Sarbanes vs. Greenspan

February 16, 1993

Nobody ever said the Federal Reserve Board was perfect. Indeed, prize-winning economists spanning the ideological spectrum are complaining that the Fed prolonged the Bush recession by keeping interest rates too high. No doubt George Bush would agree. But do these complaints justify efforts on Capitol Hill to place tighter congressional controls on the nation's central bankers?

We think not. Having botched fiscal policy over a large number of years, Congress should be wary of trying to control monetary policy.

It is quite in order for Maryland's Sen. Paul S. Sarbanes to argue that monetary policy must take over the job of stimulating the economy that fiscal policy, with its mountainous deficits, can no longer shoulder.
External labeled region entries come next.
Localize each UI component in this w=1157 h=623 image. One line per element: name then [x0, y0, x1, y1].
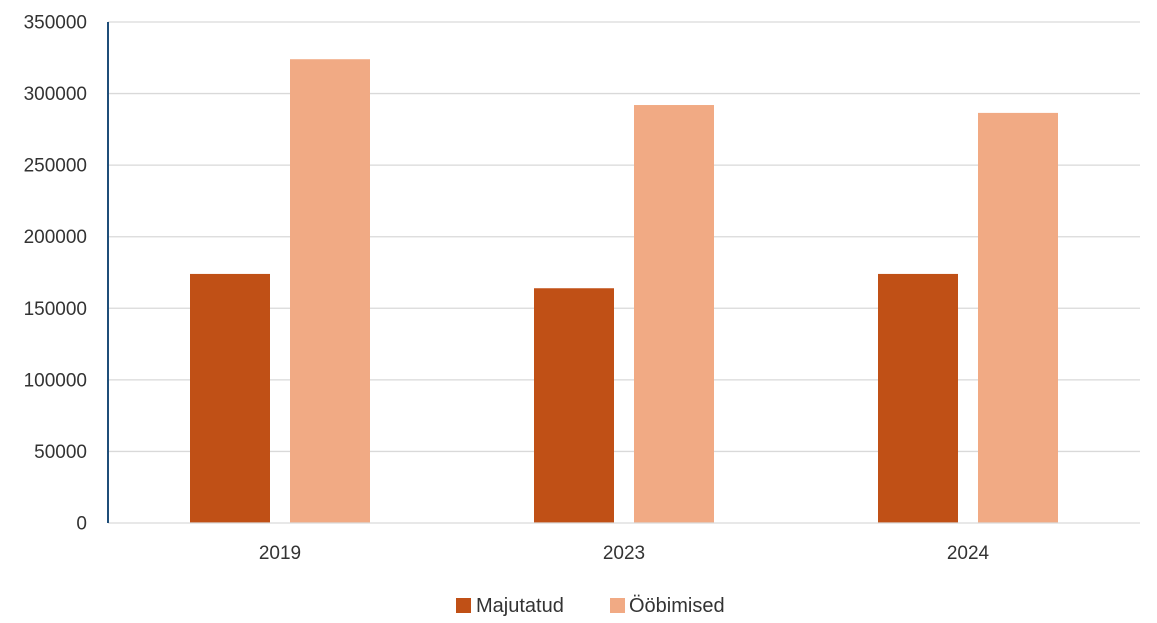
y-axis-tick-labels: 0 50000 100000 150000 200000 250000 300000 3500… [24, 13, 87, 535]
legend-swatch-0 [456, 598, 471, 613]
y-tick-label: 100000 [24, 370, 87, 391]
y-tick-label: 350000 [24, 13, 87, 34]
bar-majutatud-2019 [190, 273, 270, 523]
x-tick-label: 2019 [259, 543, 301, 564]
bar-oobimised-2024 [978, 112, 1058, 523]
bars [190, 59, 1058, 524]
bar-majutatud-2023 [534, 288, 614, 523]
y-tick-label: 250000 [24, 156, 87, 177]
y-tick-label: 50000 [34, 442, 87, 463]
axes [107, 22, 1140, 524]
legend: Majutatud Ööbimised [456, 595, 725, 617]
y-tick-label: 200000 [24, 227, 87, 248]
legend-swatch-1 [610, 598, 625, 613]
x-tick-label: 2023 [603, 543, 645, 564]
bar-oobimised-2019 [290, 59, 370, 524]
y-tick-label: 150000 [24, 299, 87, 320]
bar-majutatud-2024 [878, 273, 958, 523]
x-tick-label: 2024 [947, 543, 990, 564]
legend-label-1: Ööbimised [629, 595, 725, 617]
y-tick-label: 300000 [24, 84, 87, 105]
legend-label-0: Majutatud [476, 595, 564, 617]
x-axis-tick-labels: 2019 2023 2024 [259, 543, 990, 564]
bar-oobimised-2023 [634, 105, 714, 523]
y-tick-label: 0 [76, 514, 87, 535]
gridlines [108, 21, 1140, 453]
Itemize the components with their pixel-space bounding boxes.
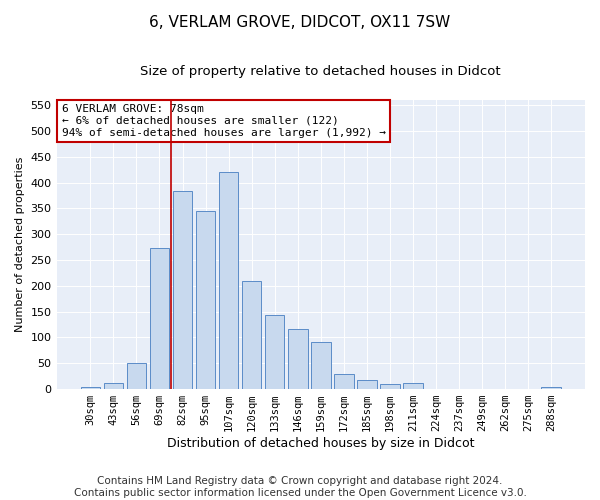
Bar	[219, 172, 238, 389]
Bar	[334, 374, 353, 389]
Bar	[196, 211, 215, 389]
Bar	[242, 280, 262, 389]
Bar	[149, 248, 169, 389]
Bar	[380, 384, 400, 389]
Bar	[357, 380, 377, 389]
Bar	[265, 316, 284, 389]
Bar	[403, 383, 423, 389]
Bar	[80, 386, 100, 389]
Bar	[127, 364, 146, 389]
Bar	[541, 387, 561, 389]
Text: Contains HM Land Registry data © Crown copyright and database right 2024.
Contai: Contains HM Land Registry data © Crown c…	[74, 476, 526, 498]
Bar	[104, 383, 123, 389]
Bar	[311, 342, 331, 389]
Text: 6, VERLAM GROVE, DIDCOT, OX11 7SW: 6, VERLAM GROVE, DIDCOT, OX11 7SW	[149, 15, 451, 30]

But the moment the bond markets ever come to believe that he and other liberals will succeed in shearing the Federal Reserve Board of its independence, watch out!

That's the moment rekindled fears of inflation push long-term interest rates through the roof. That's the moment the strong recovery sought by Senator Sarbanes is choked off by the high cost of money. In most nations, there is a constant tug of war between politicians responding to popular pressures for easy money and central bank guardians of unpopular austerity.

It is heartening that for the moment President Clinton supports the Fed's present structure. It is equally heartening that Fed chairman Alan Greenspan, a Republican appointee, has voiced tentative approval of the administration's economic policies. To the extent these two power sectors can work together, the dangers of an inflationary, populist breakout on Capitol Hill will be that much less.

Right now Senator Sarbanes, in Joint Economic Committee hearings, is arguing that the Federal Reserve kept monetary aggregates from growing fast enough to end the recession and put the recovery on a non-faltering upward track. Mr. Greenspan replies that the measures used by Senator Sarbanes are somewhat out of date and that the Fed lowered interest rates at a pace rarely seen.

There's an element of truth in both positions. But the fact remains that long-term interest rates have stayed stubbornly way in excess of what they should be over short-term rates. This reflects the fears in financial markets that Washington will not be able to contain the built-in inflationary pressures of huge deficits and the popular demand for a faster pace of recovery.

President Clinton can ease these fears, provided his assault on federal deficit financing is credible and he works harmoniously with the Fed.